We were motoring past the point of land where the business end of Calvert Marina lay: Hal’s office, the ship’s store, a gas dock, a couple of sheds. Connie pointed to a huge, tentlike structure with something like streetcar rails leading into it from the water. “
Pegasus
is in there. He’s cut a hole in her to remove a large section of wet fiberglass. They’re shining heat lamps on her and letting her dry out for a few days before beginning the real work.”

“When do you think she’ll be back in the water, Hal?” I asked.

“About a month. Certainly in time for the Memorial Day regatta. Maybe you’d like to crew for me?”

“Not if you’ve got your heart set on winning.”

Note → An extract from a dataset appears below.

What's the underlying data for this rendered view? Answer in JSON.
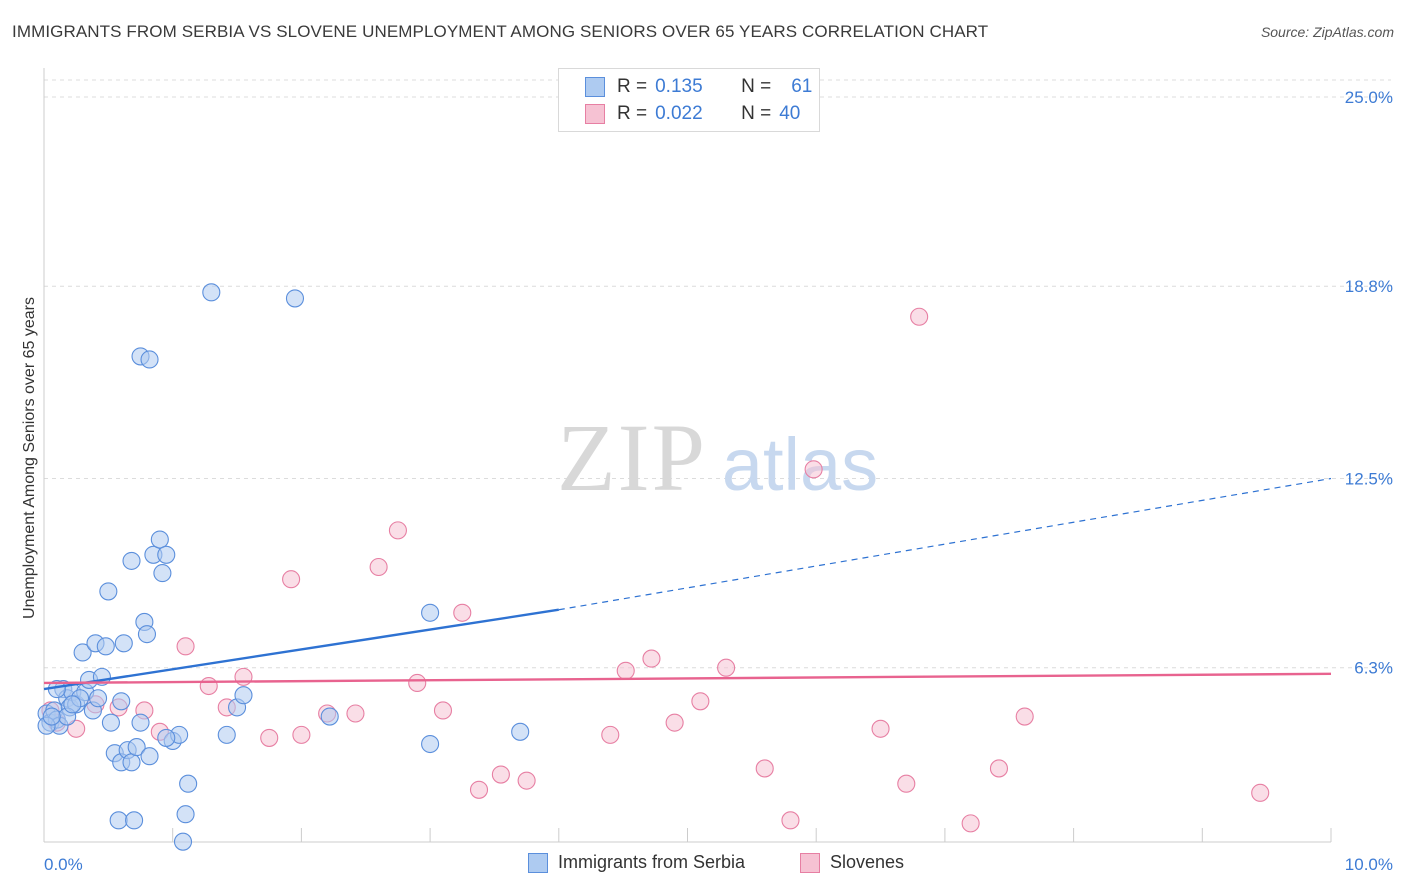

A smile exaggerated the creases in his suntanned cheeks, shaving years off his age. Something that I hoped was hunger fluttered in my stomach.

At the No. 2 flashing green buoy that marks the entrance into the bay from the Truxton River, Connie nosed
Sea Song
toward Holly Point. “Hoist the main!” she shouted.

Hal grabbed my hand and pulled me to the cabin top after him. We released the sail ties and raised the
mainsail. He cranked the winch handle while I held the tail end of the line where it wound off the winch as the big sail rose slowly to the top of the mast. When the mainsail was fully raised, Hal took the line from me, wrapped it in a figure eight around a cleat, made a reverse loop, and pulled it tight. Connie adjusted the main sheet and pointed
Sea Song
into the bay. Meanwhile, Dennis cranked in the line that unfurled the jib sail.